DNAm is one of the best-characterized, yet controversial, epigenetic marks. Although
the prevailing dogma links DNAm to reduced transcription factor (TF) binding and transcriptional
repression, with the advent of more sensitive techniques it has become clear that
this model needs to be revisited. Recent models suggest that (1) TFs bind to methylated
CpGs to activate transcription, (2) DNAm is a consequence of TF binding, and (3) in
some cases DNAm does not influence TF binding [reviewed in (6)]. Therefore, the outcomes
of DNAm are largely dependent on the specific TFs and baseline transcriptional state
within a cell. In the present study, the authors show that higher levels of DNAm within
intron 1 of CPT1A are associated with lower circulating lipids, which suggests that
CPT1A expression, and hence lipid catabolism, is increased. While this directionality
is plausible, given our evolving understanding of the dynamic role of DNAm in transcriptional
regulation, our interpretation of the study is limited due to the lack of CPT1A expression
data. In addition, the dynamic methylation within intron 1 of the CPT1A gene suggests
that this region is actively modified in response to nutrient, and specifically dietary
lipid, status, but why remains unclear. Since intron 1 contains putative lipogenic
TF binding sites (eg, SREBP1c), future studies aimed at determining the effect of
DNAm on the binding of specific TFs within the CPT1A gene would be particularly informative.
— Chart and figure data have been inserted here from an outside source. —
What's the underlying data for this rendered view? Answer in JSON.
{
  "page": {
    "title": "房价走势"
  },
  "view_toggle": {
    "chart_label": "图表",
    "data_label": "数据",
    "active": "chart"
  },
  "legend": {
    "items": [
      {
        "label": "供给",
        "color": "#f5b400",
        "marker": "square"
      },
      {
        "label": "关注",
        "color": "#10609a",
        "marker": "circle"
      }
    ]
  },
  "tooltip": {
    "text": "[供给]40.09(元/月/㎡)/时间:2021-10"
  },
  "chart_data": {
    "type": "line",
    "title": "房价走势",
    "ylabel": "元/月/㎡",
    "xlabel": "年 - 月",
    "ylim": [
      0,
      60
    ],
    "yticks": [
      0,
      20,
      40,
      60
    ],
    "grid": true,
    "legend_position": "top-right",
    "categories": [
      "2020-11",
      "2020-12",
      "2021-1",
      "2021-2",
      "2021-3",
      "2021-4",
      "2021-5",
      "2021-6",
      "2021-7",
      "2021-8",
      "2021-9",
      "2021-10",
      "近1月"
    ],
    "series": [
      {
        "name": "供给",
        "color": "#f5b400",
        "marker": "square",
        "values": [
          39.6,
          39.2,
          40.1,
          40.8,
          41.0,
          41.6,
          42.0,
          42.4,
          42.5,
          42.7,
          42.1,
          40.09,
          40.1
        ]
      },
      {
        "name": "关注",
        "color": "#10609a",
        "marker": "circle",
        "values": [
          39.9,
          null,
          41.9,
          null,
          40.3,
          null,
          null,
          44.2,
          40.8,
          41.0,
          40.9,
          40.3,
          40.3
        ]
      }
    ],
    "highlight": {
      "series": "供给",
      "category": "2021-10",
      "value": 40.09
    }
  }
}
Comparison of chromatin structure and accessibility (eg, ATAC seq) within the CPT1A
gene in response to dietary changes would be even more powerful and could highlight
novel lipid-sensitive regulatory elements to dramatically transform our understanding
of the nutrient–epigenome interface.
Overall, Li et al present intriguing findings that hold promise for the development
of precision dietary intervention approaches. While further studies are needed to
determine mechanism, evidently CPT1A is dynamically regulated in response to metabolic
status, and its methylation could be used to assess which dietary interventions might
have the most favorable effects on circulating lipids to mitigate the association
with cardiometabolic disease in susceptible individuals.
Disclosures
The authors have no conflicts of interest or disclosures to declare.